3 min read

Of Awards Eligibility Lists and Unbearable Smugness

We need to have a serious talk about awards and eligibility and the awkward eggshell-dance people feel obligated to do every time this year.

Recently I went on a tear on Twitter because I saw women for whom I have tremendous admiration and respect speak up about how difficult they find it to overcome shyness and low self-esteem enough to talk about their work, and what an ongoing struggle it is for them to find value in their art, to think of it as in any way contributing anything to the world.

This is an old story. This is most of my friends.

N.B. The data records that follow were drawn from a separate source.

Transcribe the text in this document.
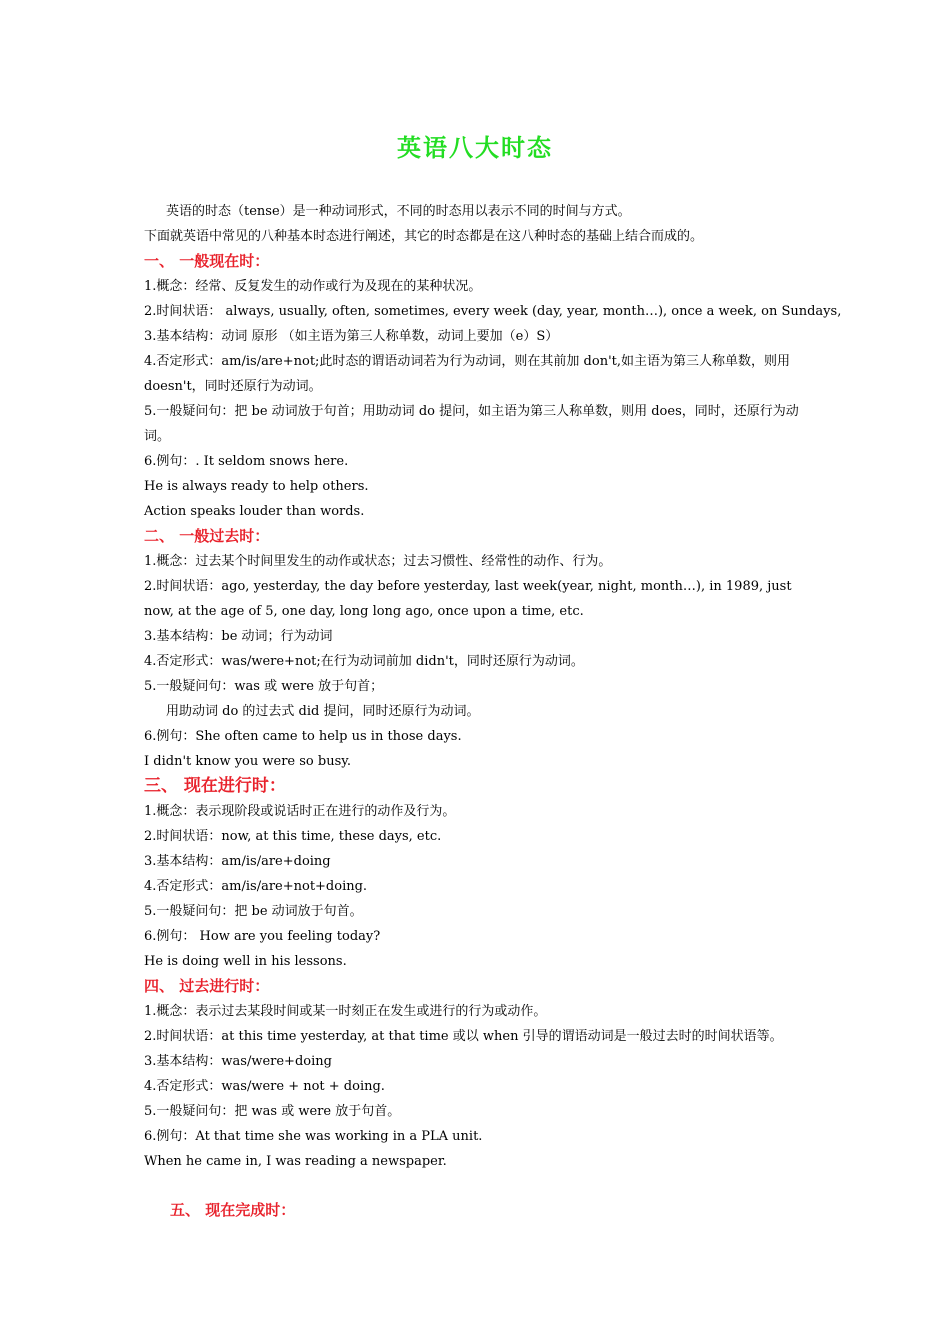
英语八大时态
英语的时态（tense）是一种动词形式，不同的时态用以表示不同的时间与方式。
下面就英语中常见的八种基本时态进行阐述，其它的时态都是在这八种时态的基础上结合而成的。
一、 一般现在时：
1.概念：经常、反复发生的动作或行为及现在的某种状况。
2.时间状语： always, usually, often, sometimes, every week (day, year, month…), once a week, on Sundays,
3.基本结构：动词 原形 （如主语为第三人称单数，动词上要加（e）S）
4.否定形式：am/is/are+not;此时态的谓语动词若为行为动词，则在其前加 don't,如主语为第三人称单数，则用 doesn't，同时还原行为动词。
5.一般疑问句：把 be 动词放于句首；用助动词 do 提问，如主语为第三人称单数，则用 does，同时，还原行为动词。
6.例句：. It seldom snows here.
He is always ready to help others.
Action speaks louder than words.
二、 一般过去时：
1.概念：过去某个时间里发生的动作或状态；过去习惯性、经常性的动作、行为。
2.时间状语：ago, yesterday, the day before yesterday, last week(year, night, month…), in 1989, just now, at the age of 5, one day, long long ago, once upon a time, etc.
3.基本结构：be 动词；行为动词
4.否定形式：was/were+not;在行为动词前加 didn't，同时还原行为动词。
5.一般疑问句：was 或 were 放于句首；
用助动词 do 的过去式 did 提问，同时还原行为动词。
6.例句：She often came to help us in those days.
I didn't know you were so busy.
三、 现在进行时：
1.概念：表示现阶段或说话时正在进行的动作及行为。
2.时间状语：now, at this time, these days, etc.
3.基本结构：am/is/are+doing
4.否定形式：am/is/are+not+doing.
5.一般疑问句：把 be 动词放于句首。
6.例句： How are you feeling today?
He is doing well in his lessons.
四、 过去进行时：
1.概念：表示过去某段时间或某一时刻正在发生或进行的行为或动作。
2.时间状语：at this time yesterday, at that time 或以 when 引导的谓语动词是一般过去时的时间状语等。
3.基本结构：was/were+doing
4.否定形式：was/were + not + doing.
5.一般疑问句：把 was 或 were 放于句首。
6.例句：At that time she was working in a PLA unit.
When he came in, I was reading a newspaper.
五、 现在完成时：
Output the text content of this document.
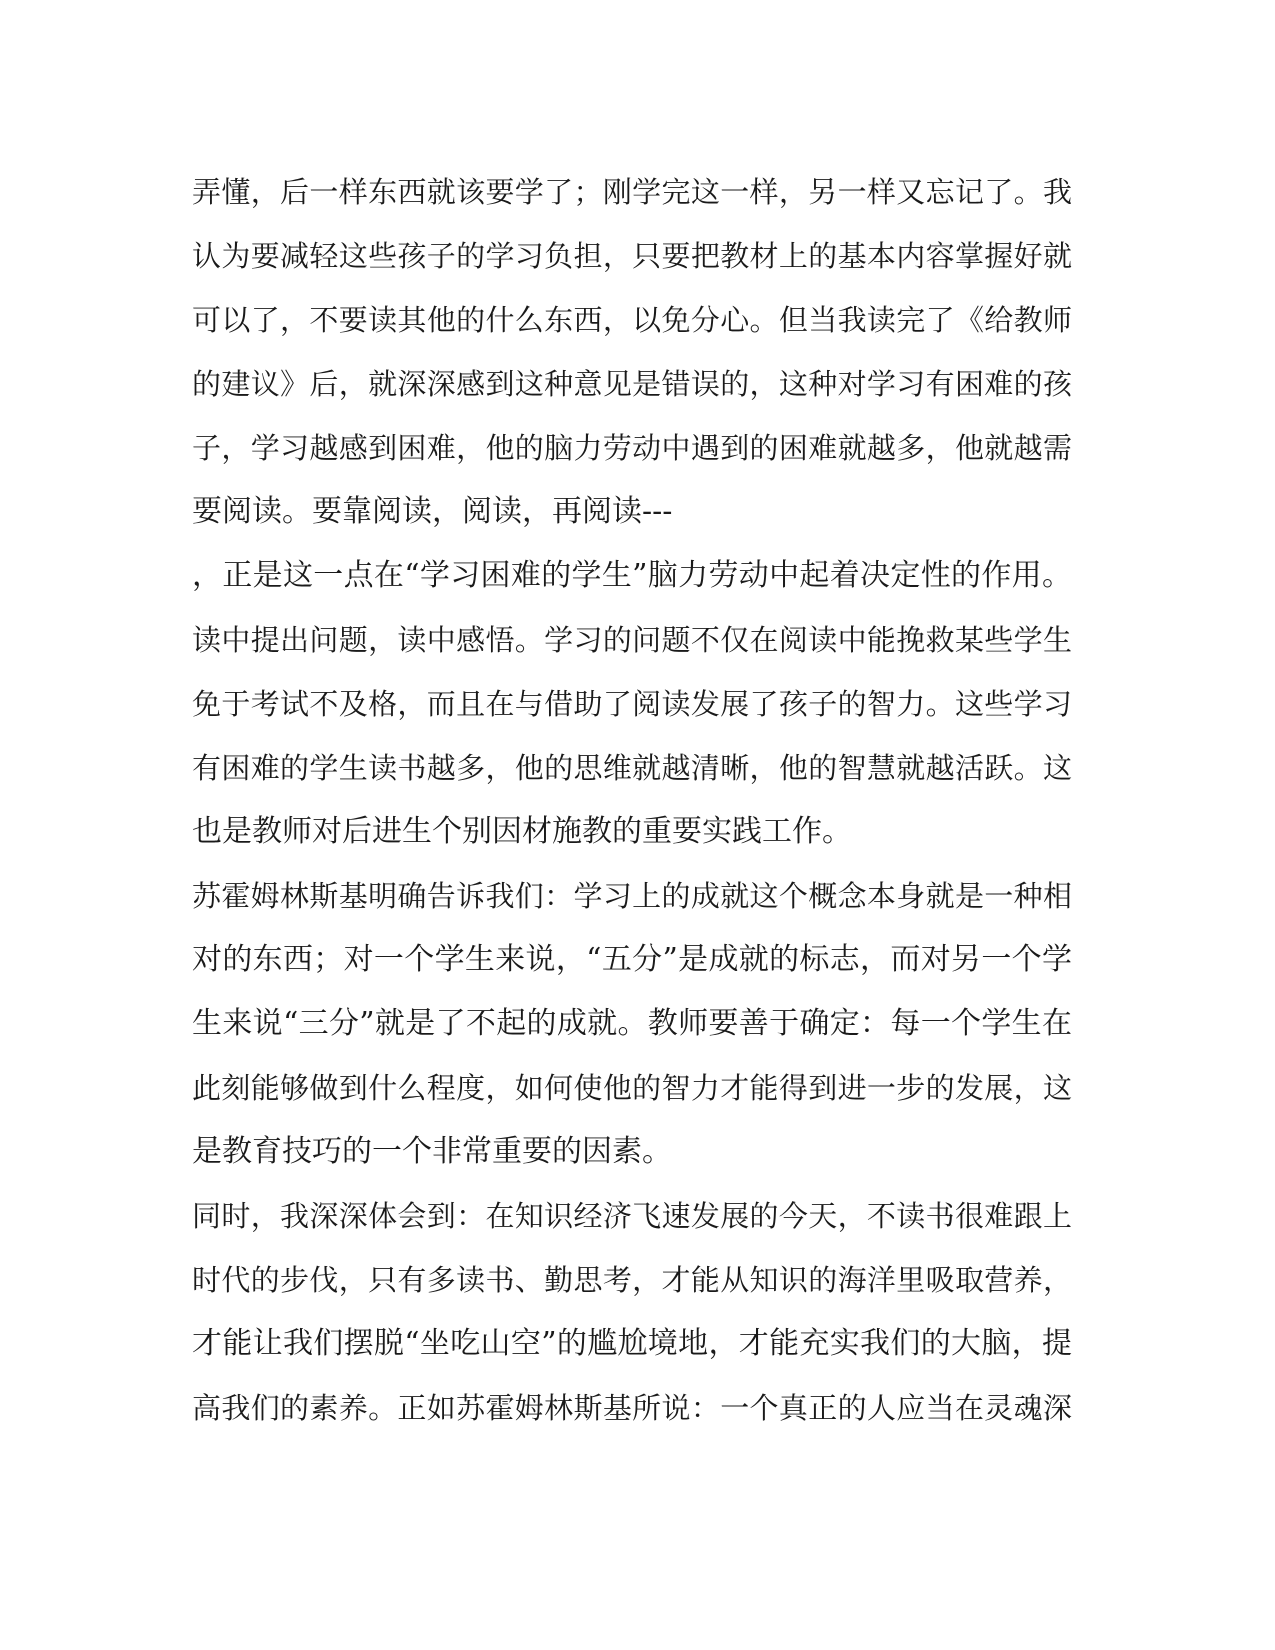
弄懂，后一样东西就该要学了；刚学完这一样，另一样又忘记了。我
认为要减轻这些孩子的学习负担，只要把教材上的基本内容掌握好就
可以了，不要读其他的什么东西，以免分心。但当我读完了《给教师
的建议》后，就深深感到这种意见是错误的，这种对学习有困难的孩
子，学习越感到困难，他的脑力劳动中遇到的困难就越多，他就越需
要阅读。要靠阅读，阅读，再阅读---
，正是这一点在“学习困难的学生”脑力劳动中起着决定性的作用。
读中提出问题，读中感悟。学习的问题不仅在阅读中能挽救某些学生
免于考试不及格，而且在与借助了阅读发展了孩子的智力。这些学习
有困难的学生读书越多，他的思维就越清晰，他的智慧就越活跃。这
也是教师对后进生个别因材施教的重要实践工作。
苏霍姆林斯基明确告诉我们：学习上的成就这个概念本身就是一种相
对的东西；对一个学生来说，“五分”是成就的标志，而对另一个学
生来说“三分”就是了不起的成就。教师要善于确定：每一个学生在
此刻能够做到什么程度，如何使他的智力才能得到进一步的发展，这
是教育技巧的一个非常重要的因素。
同时，我深深体会到：在知识经济飞速发展的今天，不读书很难跟上
时代的步伐，只有多读书、勤思考，才能从知识的海洋里吸取营养，
才能让我们摆脱“坐吃山空”的尴尬境地，才能充实我们的大脑，提
高我们的素养。正如苏霍姆林斯基所说：一个真正的人应当在灵魂深
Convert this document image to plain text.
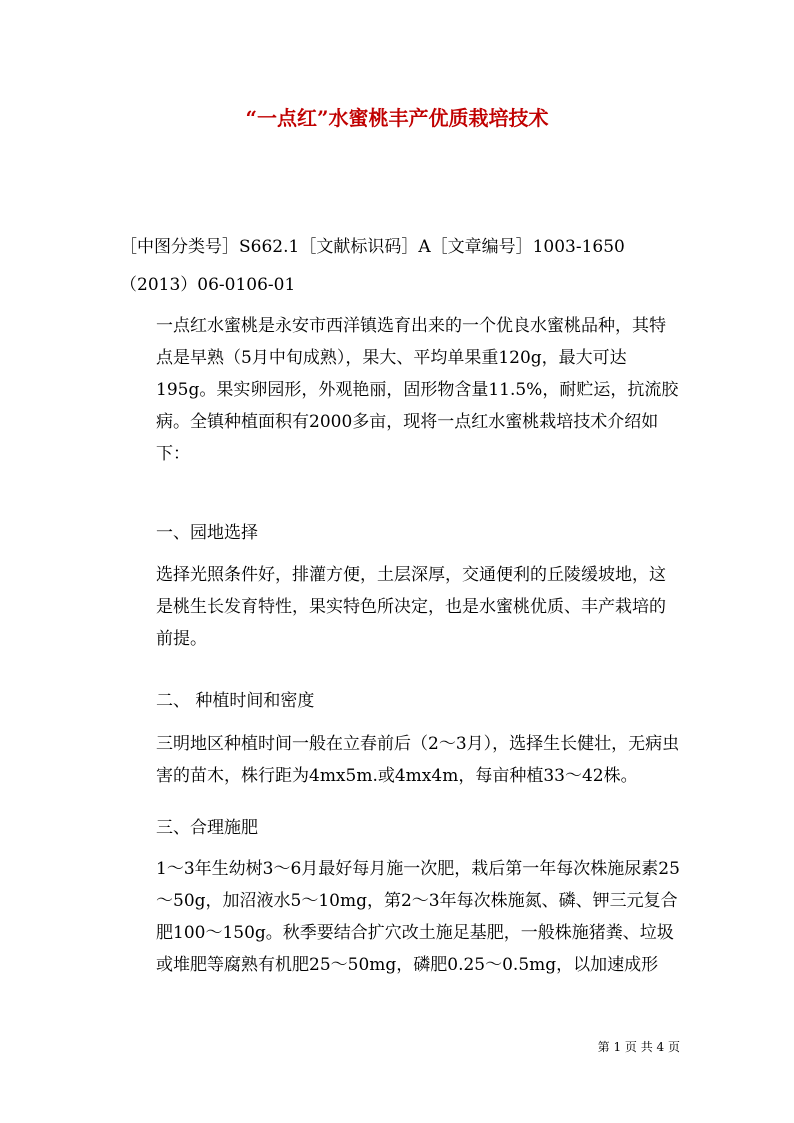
“一点红”水蜜桃丰产优质栽培技术

［中图分类号］S662.1［文献标识码］A［文章编号］1003-1650

（2013）06-0106-01

一点红水蜜桃是永安市西洋镇选育出来的一个优良水蜜桃品种，其特点是早熟（5月中旬成熟），果大、平均单果重120g，最大可达195g。果实卵园形，外观艳丽，固形物含量11.5%，耐贮运，抗流胶病。全镇种植面积有2000多亩，现将一点红水蜜桃栽培技术介绍如下：

一、园地选择

选择光照条件好，排灌方便，土层深厚，交通便利的丘陵缓坡地，这是桃生长发育特性，果实特色所决定，也是水蜜桃优质、丰产栽培的前提。

二、 种植时间和密度

三明地区种植时间一般在立春前后（2～3月），选择生长健壮，无病虫害的苗木，株行距为4mx5m.或4mx4m，每亩种植33～42株。

三、合理施肥

1～3年生幼树3～6月最好每月施一次肥，栽后第一年每次株施尿素25～50g，加沼液水5～10mg，第2～3年每次株施氮、磷、钾三元复合肥100～150g。秋季要结合扩穴改土施足基肥，一般株施猪粪、垃圾或堆肥等腐熟有机肥25～50mg，磷肥0.25～0.5mg，以加速成形

第 1 页 共 4 页
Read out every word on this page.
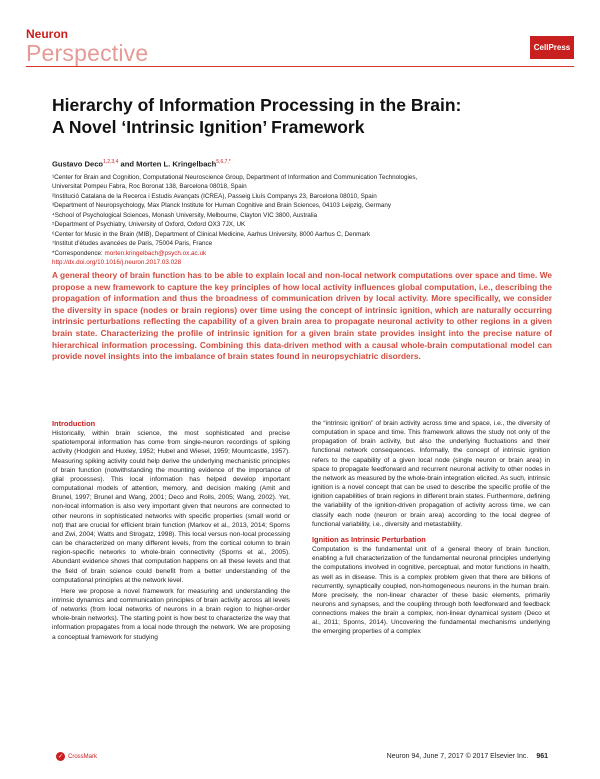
Neuron
Perspective	CellPress
Hierarchy of Information Processing in the Brain:
A Novel ‘Intrinsic Ignition’ Framework
Gustavo Deco$^{1,2,3,4}$ and Morten L. Kringelbach$^{5,6,7,*}$
¹Center for Brain and Cognition, Computational Neuroscience Group, Department of Information and Communication Technologies,
Universitat Pompeu Fabra, Roc Boronat 138, Barcelona 08018, Spain
²Institució Catalana de la Recerca i Estudis Avançats (ICREA), Passeig Lluís Companys 23, Barcelona 08010, Spain
³Department of Neuropsychology, Max Planck Institute for Human Cognitive and Brain Sciences, 04103 Leipzig, Germany
⁴School of Psychological Sciences, Monash University, Melbourne, Clayton VIC 3800, Australia
⁵Department of Psychiatry, University of Oxford, Oxford OX3 7JX, UK
⁶Center for Music in the Brain (MIB), Department of Clinical Medicine, Aarhus University, 8000 Aarhus C, Denmark
⁷Institut d’études avancées de Paris, 75004 Paris, France
*Correspondence: morten.kringelbach@psych.ox.ac.uk
http://dx.doi.org/10.1016/j.neuron.2017.03.028
A general theory of brain function has to be able to explain local and non-local network computations over space and time. We propose a new framework to capture the key principles of how local activity influences global computation, i.e., describing the propagation of information and thus the broadness of communication driven by local activity. More specifically, we consider the diversity in space (nodes or brain regions) over time using the concept of intrinsic ignition, which are naturally occurring intrinsic perturbations reflecting the capability of a given brain area to propagate neuronal activity to other regions in a given brain state. Characterizing the profile of intrinsic ignition for a given brain state provides insight into the precise nature of hierarchical information processing. Combining this data-driven method with a causal whole-brain computational model can provide novel insights into the imbalance of brain states found in neuropsychiatric disorders.
Introduction

Historically, within brain science, the most sophisticated and precise spatiotemporal information has come from single-neuron recordings of spiking activity (Hodgkin and Huxley, 1952; Hubel and Wiesel, 1959; Mountcastle, 1957). Measuring spiking activity could help derive the underlying mechanistic principles of brain function (notwithstanding the mounting evidence of the importance of glial processes). This local information has helped develop important computational models of attention, memory, and decision making (Amit and Brunel, 1997; Brunel and Wang, 2001; Deco and Rolls, 2005; Wang, 2002). Yet, non-local information is also very important given that neurons are connected to other neurons in sophisticated networks with specific properties (small world or not) that are crucial for efficient brain function (Markov et al., 2013, 2014; Sporns and Zwi, 2004; Watts and Strogatz, 1998). This local versus non-local processing can be characterized on many different levels, from the cortical column to brain region-specific networks to whole-brain connectivity (Sporns et al., 2005). Abundant evidence shows that computation happens on all these levels and that the field of brain science could benefit from a better understanding of the computational principles at the network level.

Here we propose a novel framework for measuring and understanding the intrinsic dynamics and communication principles of brain activity across all levels of networks (from local networks of neurons in a brain region to higher-order whole-brain networks). The starting point is how best to characterize the way that information propagates from a local node through the network. We are proposing a conceptual framework for studying

the “intrinsic ignition” of brain activity across time and space, i.e., the diversity of computation in space and time. This framework allows the study not only of the propagation of brain activity, but also the underlying fluctuations and their functional network consequences. Informally, the concept of intrinsic ignition refers to the capability of a given local node (single neuron or brain area) in space to propagate feedforward and recurrent neuronal activity to other nodes in the network as measured by the whole-brain integration elicited. As such, intrinsic ignition is a novel concept that can be used to describe the specific profile of the ignition capabilities of brain regions in different brain states. Furthermore, defining the variability of the ignition-driven propagation of activity across time, we can classify each node (neuron or brain area) according to the local degree of functional variability, i.e., diversity and metastability.

Ignition as Intrinsic Perturbation

Computation is the fundamental unit of a general theory of brain function, enabling a full characterization of the fundamental neuronal principles underlying the computations involved in cognitive, perceptual, and motor functions in health, as well as in disease. This is a complex problem given that there are billions of recurrently, synaptically coupled, non-homogeneous neurons in the human brain. More precisely, the non-linear character of these basic elements, primarily neurons and synapses, and the coupling through both feedforward and feedback connections makes the brain a complex, non-linear dynamical system (Deco et al., 2011; Sporns, 2014). Uncovering the fundamental mechanisms underlying the emerging properties of a complex

✓ CrossMark	Neuron 94, June 7, 2017 © 2017 Elsevier Inc. 961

John Scalzi has views on posting eligibility lists; so does Adam Roberts. The former says hooray, lists! The latter says boo, lists! Mysteriously, both of them really want to see more recognition and lauding of writing by commonly marginalized people, but while Scalzi offers the use of his Comments space for anyone to share their eligibility, Roberts decries the practice as “making it easier for the guy with the loudest megaphone to shoehorn his way onto the shortlists.”

Scalzi has also responded to Roberts’ post, but neither of them state what bothers me the most in this folderol: nothing will stop the guy with the megaphone. No hand-wringing or tut-tutting about reading widely or behaving with dignity or integrity or what have you is going to end the practice of brash, confident people telling other people, often and obnoxiously, to vote for them. But, crucially, the hand-wringing and tut-tutting does have an effect: it discourages the people who already feel silenced and uncomfortable from ever talking about or taking pride in their achievements.

You cannot with one breath say that you wish more women were recognized for their work, and then say in the next that you think less of people who make others aware of their work. You cannot trust that somehow, magically, the systems that suppress the voices of women, people of colour, disabled people, queer people, trans people, will of their own accord stop doing that when award season rolls around in order to suddenly make you aware of their work. You MUST recognize the fact that the only way to counter silence is to encourage speech and make room for it to be heard.

It breaks my heart to read post after post of (mostly women) saying “well I usually wouldn’t do this but so-and-so” (OFTEN ME) “goaded me into doing it so here it is,” or to participate in discussions where women — extraordinary, talented, accomplished, incandescent women — confess how terrified they are by the prospect of talking about their publications during award season because what if assholes start treating them like they treated Seanan McGuire.

There’s a peculiar, unbearable, vicious smugness in sitting back and talking about how tacky it is of people to list their publications and that of course YOU won’t do so because while winning awards is nice naturally YOU don’t really care about them. I find that behaviour several orders of magnitude more repellent than asking for votes. Requests for votes I can ignore; what I can’t ignore is the real toll taken on brilliantly talented people by this kind of rhetoric — brilliantly talented people who already think themselves unworthy of any kind of positive attention.

Can we please just accept — and make widespread the acceptance! — that making lists during Awards season is fine? That it’s standard? That there is a vast difference between stating one’s eligibility and campaigning for votes? That lists are extremely helpful to nominating parties who are rigorous in their reading and want to see conversations in fandom expand and diversify? And that rolling one’s eyes about the whole process helps precisely no one while in fact hindering many?

Because this is something for which I’ll certainly campaign.